As I got up early this morning, I decided to send email and reflected over how computers and the Internet have changed all of our lives.
I remember how slow I was to use the fax, and how much money Don Slater et al. spent on phone bills and stamps, and how much times writing letters takes. And paper, a typewriter perhaps.
I’ve said it before, but it is frustrating to have this great tool and Slater didn’t have it. Think of how much better, his work would have been — easier, etc., if he could have just sent his good thinking out, and kept it in his email file.
Count the number of e-mails I sent this morning, I think five, but I sent each of them to dozens of people. Now perhaps they didn’t want them, but that is irrelevant: it cost me nothing, and at least they can’t say that they never heard the views expressed, often not mine but those of someone I think are worth sharing. I will send copies of this to Jim Schneider and others, as the point is valid for them too.
The Internet gets me the news, and I use the Internet to then share it, pass it along, often with my thoughts, just as Jim Kepner did in the “Tangents” column in ONE magazine. I doubt most of us would communicate as we do if we had to phone or write letters — this is so fast, and easy, even if we write shallow things, it is easy to glance at an e-mail and delete it.
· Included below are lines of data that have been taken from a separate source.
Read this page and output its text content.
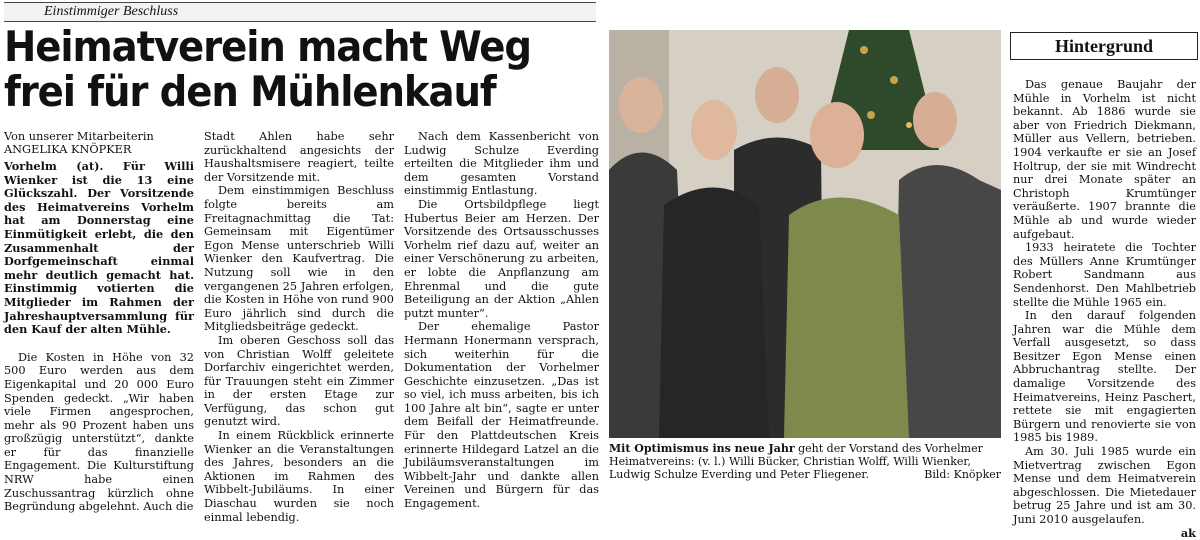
Einstimmiger Beschluss
Heimatverein macht Weg
frei für den Mühlenkauf
Von unserer Mitarbeiterin
ANGELIKA KNÖPKER

Vorhelm (at). Für Willi Wienker ist die 13 eine Glückszahl. Der Vorsitzende des Heimatvereins Vorhelm hat am Donnerstag eine Einmütigkeit erlebt, die den Zusammenhalt der Dorfgemeinschaft einmal mehr deutlich gemacht hat. Einstimmig votierten die Mitglieder im Rahmen der Jahreshauptversammlung für den Kauf der alten Mühle.

Die Kosten in Höhe von 32 500 Euro werden aus dem Eigenkapital und 20 000 Euro Spenden gedeckt. „Wir haben viele Firmen angesprochen, mehr als 90 Prozent haben uns großzügig unterstützt“, dankte er für das finanzielle Engagement. Die Kulturstiftung NRW habe einen Zuschussantrag kürzlich ohne Begründung abgelehnt. Auch die

Stadt Ahlen habe sehr zurückhaltend angesichts der Haushaltsmisere reagiert, teilte der Vorsitzende mit.

Dem einstimmigen Beschluss folgte bereits am Freitagnachmittag die Tat: Gemeinsam mit Eigentümer Egon Mense unterschrieb Willi Wienker den Kaufvertrag. Die Nutzung soll wie in den vergangenen 25 Jahren erfolgen, die Kosten in Höhe von rund 900 Euro jährlich sind durch die Mitgliedsbeiträge gedeckt.

Im oberen Geschoss soll das von Christian Wolff geleitete Dorfarchiv eingerichtet werden, für Trauungen steht ein Zimmer in der ersten Etage zur Verfügung, das schon gut genutzt wird.

In einem Rückblick erinnerte Wienker an die Veranstaltungen des Jahres, besonders an die Aktionen im Rahmen des Wibbelt-Jubiläums. In einer Diaschau wurden sie noch einmal lebendig.

Nach dem Kassenbericht von Ludwig Schulze Everding erteilten die Mitglieder ihm und dem gesamten Vorstand einstimmig Entlastung.

Die Ortsbildpflege liegt Hubertus Beier am Herzen. Der Vorsitzende des Ortsausschusses Vorhelm rief dazu auf, weiter an einer Verschönerung zu arbeiten, er lobte die Anpflanzung am Ehrenmal und die gute Beteiligung an der Aktion „Ahlen putzt munter“.

Der ehemalige Pastor Hermann Honermann versprach, sich weiterhin für die Dokumentation der Vorhelmer Geschichte einzusetzen. „Das ist so viel, ich muss arbeiten, bis ich 100 Jahre alt bin“, sagte er unter dem Beifall der Heimatfreunde. Für den Plattdeutschen Kreis erinnerte Hildegard Latzel an die Jubiläumsveranstaltungen im Wibbelt-Jahr und dankte allen Vereinen und Bürgern für das Engagement.

Mit Optimismus ins neue Jahr geht der Vorstand des Vorhelmer Heimatvereins: (v. l.) Willi Bücker, Christian Wolff, Willi Wienker, Ludwig Schulze Everding und Peter Fliegener.	Bild: Knöpker
Hintergrund

Das genaue Baujahr der Mühle in Vorhelm ist nicht bekannt. Ab 1886 wurde sie aber von Friedrich Diekmann, Müller aus Vellern, betrieben. 1904 verkaufte er sie an Josef Holtrup, der sie mit Windrecht nur drei Monate später an Christoph Krumtünger veräußerte. 1907 brannte die Mühle ab und wurde wieder aufgebaut.

1933 heiratete die Tochter des Müllers Anne Krumtünger Robert Sandmann aus Sendenhorst. Den Mahlbetrieb stellte die Mühle 1965 ein.

In den darauf folgenden Jahren war die Mühle dem Verfall ausgesetzt, so dass Besitzer Egon Mense einen Abbruchantrag stellte. Der damalige Vorsitzende des Heimatvereins, Heinz Paschert, rettete sie mit engagierten Bürgern und renovierte sie von 1985 bis 1989.

Am 30. Juli 1985 wurde ein Mietvertrag zwischen Egon Mense und dem Heimatverein abgeschlossen. Die Mietedauer betrug 25 Jahre und ist am 30. Juni 2010 ausgelaufen.

ak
And in rare cases, as in looking back at some of Jim Kepner’s articles, and thoughts, we can learn from what was said in the ’50s and ’60s and remember how it was and perhaps use the information today.
Maybe even now there would not be the interest, but think about what Dorr Legg could have done with his lectures, he could do them on line —I still don’t understand it, but there are apparently several universities only on line, one sponsored by Western State Governors.
Even though our enemies can also use this resource, it is “sinful” for us and our community/movement not to use this resource (you could say God-given?).